卫生研究
衛生研究
위생연구
JOURNAL OF HYGIENE RESEARCH
2001年
1期
10-13
,共4页
詹显全%杨青%王治明%王绵珍
詹顯全%楊青%王治明%王綿珍
첨현전%양청%왕치명%왕면진
蛋白激酶抑制剂%蛋白激酶激活剂%青石棉%人胚肺成纤维细胞%细胞增殖
蛋白激酶抑製劑%蛋白激酶激活劑%青石棉%人胚肺成纖維細胞%細胞增殖
단백격매억제제%단백격매격활제%청석면%인배폐성섬유세포%세포증식
为探讨蛋白激酶在青石棉诱导的肺成纤维细胞增殖中的作用,本研究采用体外细胞培养技术,用兔肺泡巨噬细胞(AM)和人胚肺成纤维细胞(HEPF)组成体外模型,用MTT法测定HEPF的增殖活力,检测了蛋白激酶(PKA、PKC和TPK)的抑制剂和激活剂对青石棉诱导的HEPF增殖的影响,以二氧化钛为阴性对照,标准石英为阳性对照。结果发现,PKA、PKC和TPK的抑制剂和激活剂均能使青石棉诱导的HEPF增殖受到抑制和激活,并随剂量的变化而变化,呈显著的剂量-效应关系(P<0.01),且青石棉组被抑制和激活的程度强于各对照组。从3种蛋白激酶的作用强度分析,发现TPK信号通路在青石棉诱导的HEPF增殖中的作用最强,其次是PKC信号通路,PKA信号通路的作用最弱。提示PKA、PKC和TPK信号通路均参与了青石棉处理AM上清液致HEPF增殖过程,TPK信号通路可能起着主导作用,这为寻找石棉致纤维化因子的研究方向提供了参考。
為探討蛋白激酶在青石棉誘導的肺成纖維細胞增殖中的作用,本研究採用體外細胞培養技術,用兔肺泡巨噬細胞(AM)和人胚肺成纖維細胞(HEPF)組成體外模型,用MTT法測定HEPF的增殖活力,檢測瞭蛋白激酶(PKA、PKC和TPK)的抑製劑和激活劑對青石棉誘導的HEPF增殖的影響,以二氧化鈦為陰性對照,標準石英為暘性對照。結果髮現,PKA、PKC和TPK的抑製劑和激活劑均能使青石棉誘導的HEPF增殖受到抑製和激活,併隨劑量的變化而變化,呈顯著的劑量-效應關繫(P<0.01),且青石棉組被抑製和激活的程度彊于各對照組。從3種蛋白激酶的作用彊度分析,髮現TPK信號通路在青石棉誘導的HEPF增殖中的作用最彊,其次是PKC信號通路,PKA信號通路的作用最弱。提示PKA、PKC和TPK信號通路均參與瞭青石棉處理AM上清液緻HEPF增殖過程,TPK信號通路可能起著主導作用,這為尋找石棉緻纖維化因子的研究方嚮提供瞭參攷。

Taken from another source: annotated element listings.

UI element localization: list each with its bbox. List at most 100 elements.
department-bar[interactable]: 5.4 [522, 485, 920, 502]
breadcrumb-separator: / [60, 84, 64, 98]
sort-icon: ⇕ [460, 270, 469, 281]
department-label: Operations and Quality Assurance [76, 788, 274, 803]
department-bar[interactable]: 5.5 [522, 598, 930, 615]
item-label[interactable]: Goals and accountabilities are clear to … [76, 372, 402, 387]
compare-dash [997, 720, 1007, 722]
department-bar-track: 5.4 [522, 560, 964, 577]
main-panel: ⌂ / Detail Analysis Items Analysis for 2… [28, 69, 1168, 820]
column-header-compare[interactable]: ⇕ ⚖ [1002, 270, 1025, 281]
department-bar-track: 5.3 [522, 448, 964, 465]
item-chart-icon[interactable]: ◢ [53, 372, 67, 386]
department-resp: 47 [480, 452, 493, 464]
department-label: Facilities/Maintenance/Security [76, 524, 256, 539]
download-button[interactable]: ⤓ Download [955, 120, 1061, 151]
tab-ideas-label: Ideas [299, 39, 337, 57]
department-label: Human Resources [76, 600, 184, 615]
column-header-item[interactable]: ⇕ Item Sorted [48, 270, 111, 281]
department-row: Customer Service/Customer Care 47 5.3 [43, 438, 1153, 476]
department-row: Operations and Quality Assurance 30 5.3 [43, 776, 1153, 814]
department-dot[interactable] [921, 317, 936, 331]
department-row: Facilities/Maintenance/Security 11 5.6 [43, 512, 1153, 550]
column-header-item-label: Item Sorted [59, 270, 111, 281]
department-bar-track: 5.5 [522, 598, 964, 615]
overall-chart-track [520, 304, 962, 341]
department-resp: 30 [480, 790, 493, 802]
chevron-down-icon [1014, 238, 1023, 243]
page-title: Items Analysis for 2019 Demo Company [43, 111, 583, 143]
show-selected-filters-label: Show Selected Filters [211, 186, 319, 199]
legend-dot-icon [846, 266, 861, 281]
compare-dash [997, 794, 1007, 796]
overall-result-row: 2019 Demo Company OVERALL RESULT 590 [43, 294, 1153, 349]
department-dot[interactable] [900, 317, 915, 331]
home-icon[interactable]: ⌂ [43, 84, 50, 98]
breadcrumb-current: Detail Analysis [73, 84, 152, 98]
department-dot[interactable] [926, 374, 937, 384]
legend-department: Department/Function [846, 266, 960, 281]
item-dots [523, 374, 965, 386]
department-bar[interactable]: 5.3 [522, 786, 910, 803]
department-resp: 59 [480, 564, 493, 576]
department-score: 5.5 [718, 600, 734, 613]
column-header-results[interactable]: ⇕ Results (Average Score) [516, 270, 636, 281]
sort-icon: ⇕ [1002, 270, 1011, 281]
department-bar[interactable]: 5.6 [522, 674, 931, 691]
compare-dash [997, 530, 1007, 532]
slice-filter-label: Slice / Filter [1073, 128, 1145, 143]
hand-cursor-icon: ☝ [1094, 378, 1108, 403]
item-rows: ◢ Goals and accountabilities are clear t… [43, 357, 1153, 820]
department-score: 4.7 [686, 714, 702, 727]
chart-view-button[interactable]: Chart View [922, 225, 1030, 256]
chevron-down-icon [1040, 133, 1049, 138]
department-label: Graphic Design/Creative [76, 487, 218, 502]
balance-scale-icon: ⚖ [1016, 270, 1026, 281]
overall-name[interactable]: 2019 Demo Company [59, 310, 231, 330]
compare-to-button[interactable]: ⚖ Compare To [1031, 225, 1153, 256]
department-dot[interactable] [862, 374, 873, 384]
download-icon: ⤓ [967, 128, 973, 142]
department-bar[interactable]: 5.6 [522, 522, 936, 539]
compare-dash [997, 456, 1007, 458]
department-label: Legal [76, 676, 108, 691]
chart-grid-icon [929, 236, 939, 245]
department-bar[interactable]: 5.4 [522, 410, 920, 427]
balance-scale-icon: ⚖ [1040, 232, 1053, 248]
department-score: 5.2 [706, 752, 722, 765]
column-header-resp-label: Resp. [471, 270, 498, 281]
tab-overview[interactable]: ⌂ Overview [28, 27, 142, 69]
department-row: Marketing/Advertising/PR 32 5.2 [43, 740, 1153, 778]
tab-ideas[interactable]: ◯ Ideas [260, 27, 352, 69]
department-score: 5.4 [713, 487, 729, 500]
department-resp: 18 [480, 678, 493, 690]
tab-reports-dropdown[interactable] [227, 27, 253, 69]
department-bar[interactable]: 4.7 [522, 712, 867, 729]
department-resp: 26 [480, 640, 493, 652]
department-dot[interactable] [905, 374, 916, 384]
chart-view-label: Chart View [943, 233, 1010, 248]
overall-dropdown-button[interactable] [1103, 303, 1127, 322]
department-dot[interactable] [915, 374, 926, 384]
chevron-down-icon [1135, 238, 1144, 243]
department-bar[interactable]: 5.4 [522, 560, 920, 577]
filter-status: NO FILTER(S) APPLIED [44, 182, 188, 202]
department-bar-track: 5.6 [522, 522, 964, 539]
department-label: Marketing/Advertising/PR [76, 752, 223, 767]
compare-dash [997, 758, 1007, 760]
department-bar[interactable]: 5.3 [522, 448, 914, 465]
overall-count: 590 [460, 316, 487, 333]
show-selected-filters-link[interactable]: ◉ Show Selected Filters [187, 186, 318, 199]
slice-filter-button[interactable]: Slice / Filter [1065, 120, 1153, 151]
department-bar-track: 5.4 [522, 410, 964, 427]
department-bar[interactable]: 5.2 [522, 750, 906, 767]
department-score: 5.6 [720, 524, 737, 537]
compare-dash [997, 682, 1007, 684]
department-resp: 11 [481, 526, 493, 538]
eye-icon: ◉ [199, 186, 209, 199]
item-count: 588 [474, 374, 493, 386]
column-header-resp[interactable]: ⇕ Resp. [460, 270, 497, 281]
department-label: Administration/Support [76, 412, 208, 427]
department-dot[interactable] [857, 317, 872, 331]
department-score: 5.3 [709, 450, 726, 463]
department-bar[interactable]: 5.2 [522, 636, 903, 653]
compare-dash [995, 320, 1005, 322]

위탐토단백격매재청석면유도적폐성섬유세포증식중적작용,본연구채용체외세포배양기술,용토폐포거서세포(AM)화인배폐성섬유세포(HEPF)조성체외모형,용MTT법측정HEPF적증식활력,검측료단백격매(PKA、PKC화TPK)적억제제화격활제대청석면유도적HEPF증식적영향,이이양화태위음성대조,표준석영위양성대조。결과발현,PKA、PKC화TPK적억제제화격활제균능사청석면유도적HEPF증식수도억제화격활,병수제량적변화이변화,정현저적제량-효응관계(P<0.01),차청석면조피억제화격활적정도강우각대조조。종3충단백격매적작용강도분석,발현TPK신호통로재청석면유도적HEPF증식중적작용최강,기차시PKC신호통로,PKA신호통로적작용최약。제시PKA、PKC화TPK신호통로균삼여료청석면처리AM상청액치HEPF증식과정,TPK신호통로가능기착주도작용,저위심조석면치섬유화인자적연구방향제공료삼고。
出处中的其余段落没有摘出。